In addition, the spatial interpolation used in this study does not obtain a moderate PCC value (> 0.4) in the areas where the distance from the observation sites exceeds approximately 70 km. Therefore, the estimated results over the area with very sporadic site locations are very uncertain, especially for the inner areas of the Kantō region, e.g. Gunma and Tochigi prefectures. The assumption of the spatial interpolation using IDW is difficult to apply to broadly distributed materials, such as Cs-137 emitted from the FDNPS, which is spatially and temporally distributed very heterogeneously (Nakajima et al., 2017). It can be said that it is difficult to use any spatial interpolation, which basically assumes the spatial smoothness of the target's concentrations based on the best estimation of the Cs-137 distribution. In the future, Cs-137 should be observed at distance intervals of 20–30 km near the source region, including in complex terrain, and at intervals of at least 70 km in other areas to properly estimate the best results of the Cs-137 spatial distribution.

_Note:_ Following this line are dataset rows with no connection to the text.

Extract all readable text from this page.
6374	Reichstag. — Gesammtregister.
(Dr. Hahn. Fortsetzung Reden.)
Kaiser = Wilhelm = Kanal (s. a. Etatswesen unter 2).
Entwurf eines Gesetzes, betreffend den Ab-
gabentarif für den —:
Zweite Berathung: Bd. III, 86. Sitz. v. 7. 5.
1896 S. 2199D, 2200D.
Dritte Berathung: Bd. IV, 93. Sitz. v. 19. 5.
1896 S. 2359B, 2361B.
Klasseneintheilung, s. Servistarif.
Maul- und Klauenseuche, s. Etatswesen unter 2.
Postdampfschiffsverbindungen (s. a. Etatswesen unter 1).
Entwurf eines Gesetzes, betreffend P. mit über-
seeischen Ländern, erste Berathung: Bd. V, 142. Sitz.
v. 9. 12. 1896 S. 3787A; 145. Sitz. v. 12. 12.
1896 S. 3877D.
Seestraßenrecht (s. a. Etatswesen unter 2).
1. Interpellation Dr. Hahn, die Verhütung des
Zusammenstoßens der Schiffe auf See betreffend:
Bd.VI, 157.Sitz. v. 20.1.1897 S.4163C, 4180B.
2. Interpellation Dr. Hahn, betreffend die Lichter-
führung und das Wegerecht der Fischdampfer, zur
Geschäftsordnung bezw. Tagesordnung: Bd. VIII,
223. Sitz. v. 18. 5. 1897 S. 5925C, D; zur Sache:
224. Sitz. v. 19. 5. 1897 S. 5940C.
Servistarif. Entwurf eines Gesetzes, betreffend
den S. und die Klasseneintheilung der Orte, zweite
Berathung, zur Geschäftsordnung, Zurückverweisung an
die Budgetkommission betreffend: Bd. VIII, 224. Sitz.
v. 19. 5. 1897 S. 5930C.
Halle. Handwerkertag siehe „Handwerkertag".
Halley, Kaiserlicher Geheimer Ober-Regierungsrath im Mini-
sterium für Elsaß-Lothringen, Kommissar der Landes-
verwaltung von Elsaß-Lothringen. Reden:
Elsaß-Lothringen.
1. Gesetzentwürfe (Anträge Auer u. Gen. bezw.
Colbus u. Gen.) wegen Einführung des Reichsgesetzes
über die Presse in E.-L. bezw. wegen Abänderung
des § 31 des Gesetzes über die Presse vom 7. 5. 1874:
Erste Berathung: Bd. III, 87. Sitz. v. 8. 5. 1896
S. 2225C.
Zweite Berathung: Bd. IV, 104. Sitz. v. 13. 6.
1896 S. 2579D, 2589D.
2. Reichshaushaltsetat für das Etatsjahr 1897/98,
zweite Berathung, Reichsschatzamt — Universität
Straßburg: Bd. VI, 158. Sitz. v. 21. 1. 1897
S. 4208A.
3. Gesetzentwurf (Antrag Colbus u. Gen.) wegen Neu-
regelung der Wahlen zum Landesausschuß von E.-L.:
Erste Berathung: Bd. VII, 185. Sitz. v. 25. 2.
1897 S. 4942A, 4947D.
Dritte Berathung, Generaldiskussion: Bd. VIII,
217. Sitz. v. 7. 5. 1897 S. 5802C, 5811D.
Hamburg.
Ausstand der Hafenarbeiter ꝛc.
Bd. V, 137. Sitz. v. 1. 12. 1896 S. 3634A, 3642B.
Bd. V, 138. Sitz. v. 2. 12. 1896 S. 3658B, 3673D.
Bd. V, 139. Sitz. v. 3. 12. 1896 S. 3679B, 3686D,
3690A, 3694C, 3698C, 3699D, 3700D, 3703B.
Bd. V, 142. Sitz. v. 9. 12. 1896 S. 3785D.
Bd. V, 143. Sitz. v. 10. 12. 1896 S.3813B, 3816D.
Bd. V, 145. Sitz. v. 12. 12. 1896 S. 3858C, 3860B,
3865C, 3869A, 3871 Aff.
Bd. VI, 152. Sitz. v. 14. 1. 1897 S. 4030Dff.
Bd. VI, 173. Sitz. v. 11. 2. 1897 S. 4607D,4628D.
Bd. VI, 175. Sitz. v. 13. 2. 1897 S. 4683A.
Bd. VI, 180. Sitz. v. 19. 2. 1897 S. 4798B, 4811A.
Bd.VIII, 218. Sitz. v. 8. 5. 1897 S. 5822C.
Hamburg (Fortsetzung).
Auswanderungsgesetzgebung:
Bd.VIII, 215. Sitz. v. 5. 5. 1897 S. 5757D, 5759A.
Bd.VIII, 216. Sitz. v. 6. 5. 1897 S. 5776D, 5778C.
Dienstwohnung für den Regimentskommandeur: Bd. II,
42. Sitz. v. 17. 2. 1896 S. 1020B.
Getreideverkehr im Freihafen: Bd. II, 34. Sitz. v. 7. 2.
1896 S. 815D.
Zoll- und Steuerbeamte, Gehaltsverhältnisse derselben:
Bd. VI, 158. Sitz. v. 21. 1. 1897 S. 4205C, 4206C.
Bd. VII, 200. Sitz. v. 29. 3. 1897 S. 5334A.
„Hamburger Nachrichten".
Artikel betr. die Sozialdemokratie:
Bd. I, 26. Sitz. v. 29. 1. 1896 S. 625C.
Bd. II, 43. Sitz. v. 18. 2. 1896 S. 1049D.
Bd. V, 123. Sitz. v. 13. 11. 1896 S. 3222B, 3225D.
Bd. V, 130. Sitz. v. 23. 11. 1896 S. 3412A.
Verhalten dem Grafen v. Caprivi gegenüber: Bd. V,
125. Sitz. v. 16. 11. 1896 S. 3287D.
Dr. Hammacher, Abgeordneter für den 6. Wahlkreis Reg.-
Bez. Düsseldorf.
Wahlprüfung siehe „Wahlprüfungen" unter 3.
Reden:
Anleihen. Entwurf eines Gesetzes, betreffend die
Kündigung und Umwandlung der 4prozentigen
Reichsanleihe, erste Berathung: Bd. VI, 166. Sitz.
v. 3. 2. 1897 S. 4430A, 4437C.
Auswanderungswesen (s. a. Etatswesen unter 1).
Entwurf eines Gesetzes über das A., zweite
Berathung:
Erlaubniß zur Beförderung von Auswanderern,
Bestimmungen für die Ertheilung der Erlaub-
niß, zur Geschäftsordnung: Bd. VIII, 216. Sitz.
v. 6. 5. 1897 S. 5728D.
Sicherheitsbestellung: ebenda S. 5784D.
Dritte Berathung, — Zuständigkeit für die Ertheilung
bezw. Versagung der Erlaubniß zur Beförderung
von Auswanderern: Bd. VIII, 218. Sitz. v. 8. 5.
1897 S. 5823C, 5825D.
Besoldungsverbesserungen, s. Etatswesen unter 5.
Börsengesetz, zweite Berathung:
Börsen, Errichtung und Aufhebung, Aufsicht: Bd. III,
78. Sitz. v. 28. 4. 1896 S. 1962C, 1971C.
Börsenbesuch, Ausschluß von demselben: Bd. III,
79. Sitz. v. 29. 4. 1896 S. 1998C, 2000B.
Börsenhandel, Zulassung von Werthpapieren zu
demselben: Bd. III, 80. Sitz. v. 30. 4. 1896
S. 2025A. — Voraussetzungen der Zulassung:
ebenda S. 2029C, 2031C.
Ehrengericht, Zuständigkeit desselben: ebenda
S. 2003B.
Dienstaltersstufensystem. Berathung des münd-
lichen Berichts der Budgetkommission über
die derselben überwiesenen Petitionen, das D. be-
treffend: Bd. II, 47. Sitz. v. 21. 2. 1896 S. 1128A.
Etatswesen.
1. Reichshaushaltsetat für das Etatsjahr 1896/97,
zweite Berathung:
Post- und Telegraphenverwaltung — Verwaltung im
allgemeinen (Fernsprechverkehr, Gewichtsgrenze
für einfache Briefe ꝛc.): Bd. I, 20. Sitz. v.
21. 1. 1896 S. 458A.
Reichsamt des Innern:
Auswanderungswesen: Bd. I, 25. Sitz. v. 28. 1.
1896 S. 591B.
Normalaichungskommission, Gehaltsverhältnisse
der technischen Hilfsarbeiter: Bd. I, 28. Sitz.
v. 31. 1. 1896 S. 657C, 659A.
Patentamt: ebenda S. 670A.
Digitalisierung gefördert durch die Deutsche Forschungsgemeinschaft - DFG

This study only applies the LMVE ensemble method to radioactive Cs-137 in the atmosphere, but this method can be applied to Cs-137 deposition and atmospheric pollutants, such as PM2.5. However, the results obtained in this study are not directly used for estimation of the best estimate of the Cs-137 deposition because the simulated Cs-137 concentration and the simulated Cs-137 deposition flux are not generally correlated with each other, as suggested by previous model comparison studies (Kitayama et al., 2018). Recently, large areal coverage of surface PM2.5 measurements has become available for most countries (https://aqicn.org/map/world/, (last access: 6 March 2020). In addition, since the PM2.5 distribution does not vary abruptly, the LMVE ensemble method is easily applied for PM2.5 estimations. Therefore, this method will be applied in our future study to estimate the PM2.5 distribution for better air quality prediction.

Data availability
Data availability.

The WRF-CMAQ and NICAM model results used to support this article can be obtained from the corresponding author upon request (goto.daisuke@nies.go.jp). The observational data of Cs-137 are freely accessible in Appendix A of Oura et al. (2015) at http://www.radiochem.org/paper/JN152/jn15201_Appendix_A_rev.pdf (last access: 6 March 2020).

Author contributions
Author contributions.

DG designed the experiments, conducted the ensemble calculation and drafted the manuscript. YM and JU conducted model simulations. TO, TTS and TN contributed to the discussion of the ensemble results. All authors contributed to writing the manuscript and all of the discussions.

Competing interests
Competing interests.

The authors declare that they have no conflict of interest.

Acknowledgements
Acknowledgements.

We acknowledge Haruo Tsuruta and Yasuji Oura for measuring the Cs-137 concentrations at the monitoring sites and Mai Takagi for checking our ensemble results to estimate the inhalation exposure.

Financial support
Financial support.

This research has been supported by the Environmental Research and Technology Development Fund (fund nos. 5-1501 and 1-1802) of the Environmental Restoration and Conservation Agency, Japan; the Ministry of the Environment, Japan; Japan Society for the Promotion of Science (JSPS) KAKANHI (grant no. JP17H04711); and the Japan Aerospace Exploration Agency (JAXA)/Earth Observation Research Center/GCOM-C.

Review statement
Review statement.

This paper was edited by Jianping Huang and reviewed by two anonymous referees.

References

Amante, C. and Eakins, B. W.: ETOPO1 Global relief model converted to panmap layer format. NOAA-National geophysical Data Center, PANGAEA, https://doi.org/10.1594/PANGAEA.769615, 2009.

Byun, D. and Schere, K. L.: Review of the governing equations, computational algorithms, and other components of the Model-3 Community Multiscale Air Quality (CMAQ) modeling system, App. Mech. Rev., 59, 51–77, 2006.

Casanova, S. and Ahrens, B.: On the weighting of multimodel ensembles in seasonal and short-range weather forecasting, Mon. Weather Rev., 137, 3811–3822, https://doi.org/10.1175/2009MWR2893.1, 2009.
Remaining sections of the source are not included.